Washington Mutual raises $7 billion The nation's largest savings and loan, Washington Mutual, said Tuesday that it had raised $7 billion in capital through an investment group led by private equity firm TPG. It added that it would slash its quarterly dividend to a penny from 15 cents and that it would stop buying mortgages from brokers. It also plans to close all of its freestanding loan offices and said that a founder of TPG, David Bonderman, would join the board. Shares of the bank fell $1.34, or 10.2 percent, to close at $11.81.
National business briefs
Realtors say pending sales lowest since 2001 The National Association of Realtors said pending U.S. home sales fell in February to the fewest since the index began in 2001. The Realtors' seasonally adjusted index of pending sales -- sales not yet closed -- for existing homes fell to 84.6 from January's upwardly revised reading of 86.2. A year earlier, the index was 107.6. Wall Street economists surveyed by Thomson/IFR had predicted a reading of 86.3. A reading of 100 is equal to the average level of sales when the index started. The previous low was August's reading of 85.8.
Mack says credit crisis may be nearing end Morgan Stanley Chief Executive John Mack said Tuesday that Wall Street is facing the most difficult conditions he has seen in 40 years, but he feels the global credit crisis might be "in the final innings." Mack, who easily won re-election to Morgan Stanley's board along with 10 other directors, said at the investment bank's annual meeting in Purchase, N.Y., that he still plans to "go slow" because of the market's turbulence. The bank has written wrote down billions of dollars in securities linked to subprime mortgages and other debt since last year.
Fear of deep recession led to Fed rate drop Worries about a deep recession -- not a shallow one -- drove Federal Reserve policymakers to slash a key interest rate last month, meeting minutes show. Even as the Fed battled in almost unprecedented fashion to stem a widening credit and housing slump, some members fretted over the possibility of a "prolonged and severe" economic downturn.

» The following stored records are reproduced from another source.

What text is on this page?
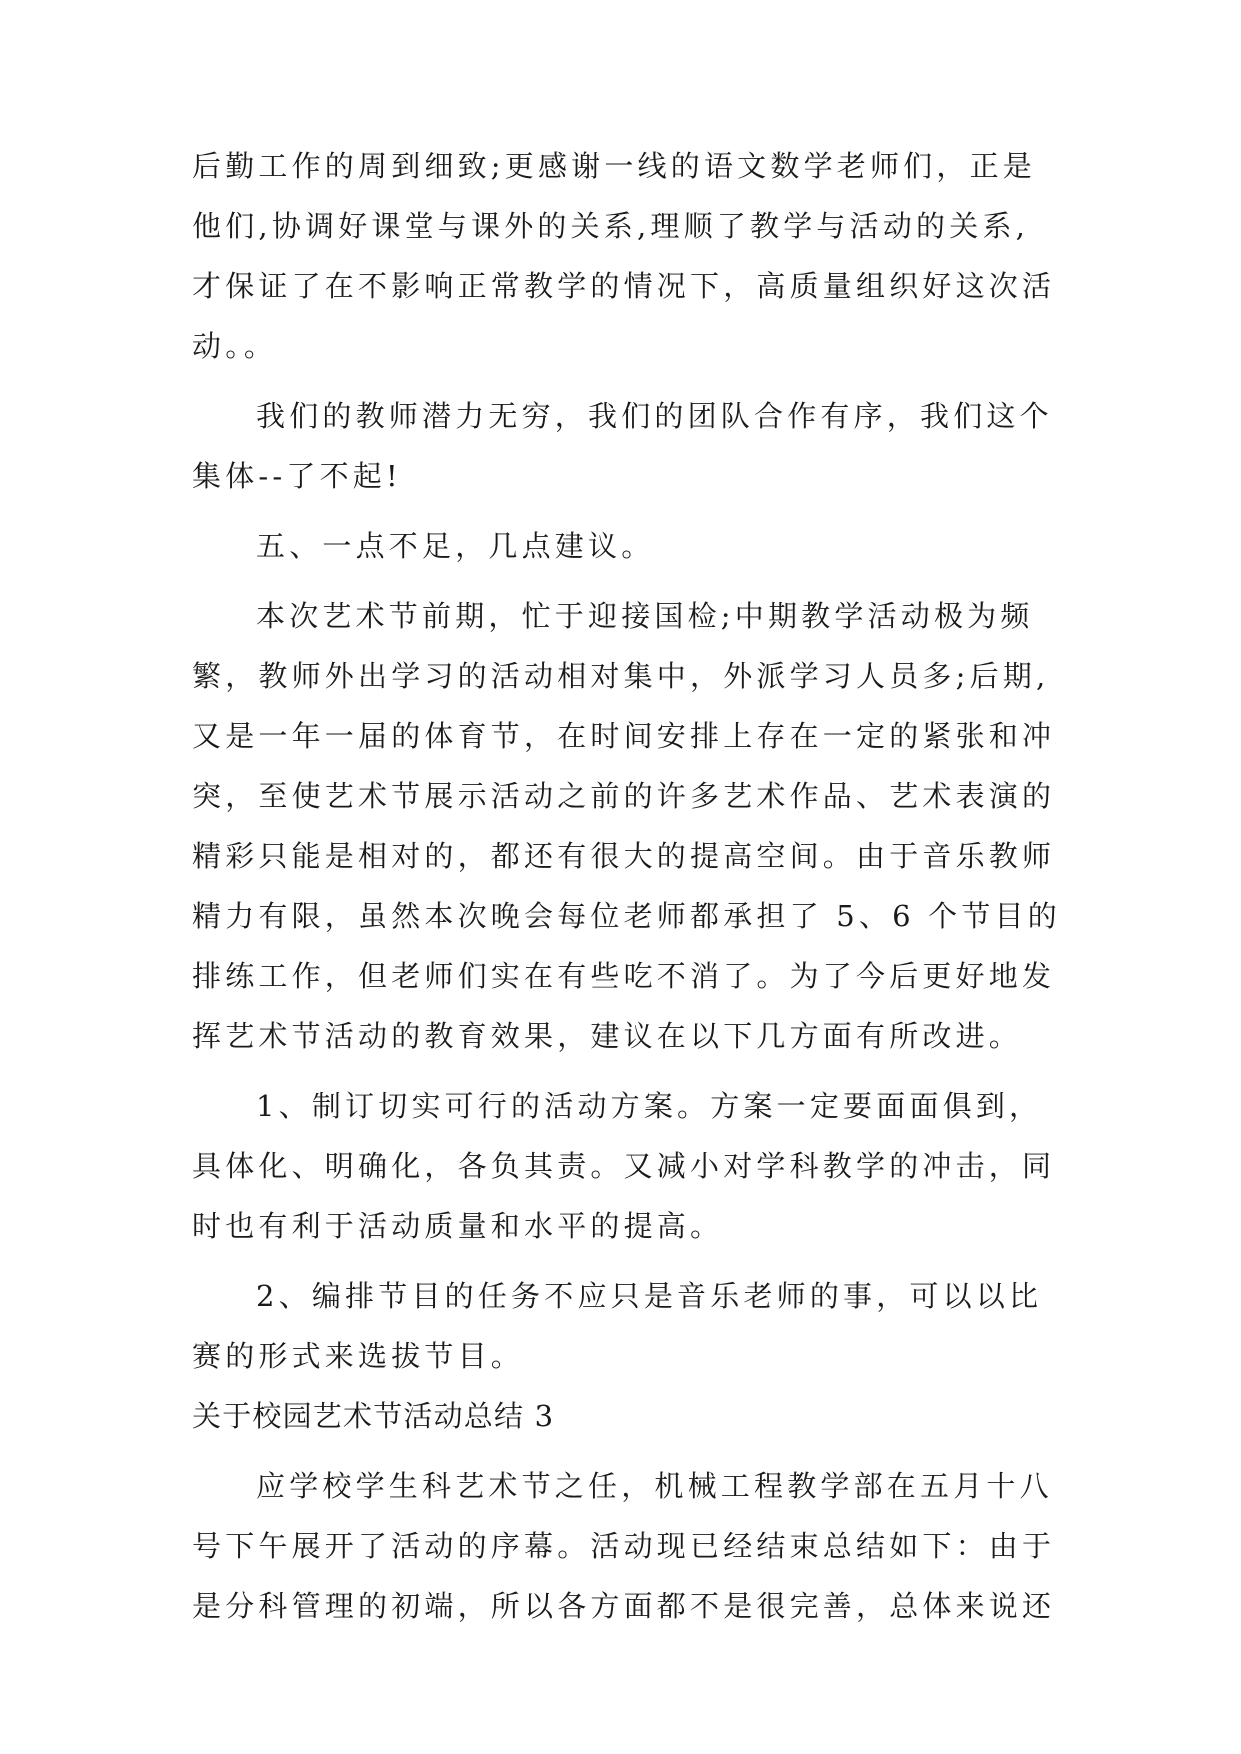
后勤工作的周到细致;更感谢一线的语文数学老师们，正是
他们,协调好课堂与课外的关系,理顺了教学与活动的关系,
才保证了在不影响正常教学的情况下，高质量组织好这次活
动。。
我们的教师潜力无穷，我们的团队合作有序，我们这个
集体--了不起!
五、一点不足，几点建议。
本次艺术节前期，忙于迎接国检;中期教学活动极为频
繁，教师外出学习的活动相对集中，外派学习人员多;后期,
又是一年一届的体育节，在时间安排上存在一定的紧张和冲
突，至使艺术节展示活动之前的许多艺术作品、艺术表演的
精彩只能是相对的，都还有很大的提高空间。由于音乐教师
精力有限，虽然本次晚会每位老师都承担了 5、6 个节目的
排练工作，但老师们实在有些吃不消了。为了今后更好地发
挥艺术节活动的教育效果，建议在以下几方面有所改进。
1、制订切实可行的活动方案。方案一定要面面俱到，
具体化、明确化，各负其责。又减小对学科教学的冲击，同
时也有利于活动质量和水平的提高。
2、编排节目的任务不应只是音乐老师的事，可以以比
赛的形式来选拔节目。
关于校园艺术节活动总结 3
应学校学生科艺术节之任，机械工程教学部在五月十八
号下午展开了活动的序幕。活动现已经结束总结如下：由于
是分科管理的初端，所以各方面都不是很完善，总体来说还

It was in that environment that they voted -- with two dissents -- to cut the Fed's most important interest rate by three-quarters of a percentage point to 2.25 percent. That action capped the most aggressive Fed intervention in a quarter-century.
Euro may displace U.S. dollar in world use The dollar is at risk of being surpassed by the euro as the world's leading reserve currency in the next seven years, according to a study published by the National Bureau of Economic Research. Realized and forecast increases in the number of nations using the euro, and growth in the economies that have adopted it since 1999, make the 15-nation currency a stronger competitor than were the German mark and Japanese yen in the 1980s, economists Menzie Chinn and Jeffrey Frankel wrote in a working paper for Cambridge, Mass.-based NBER.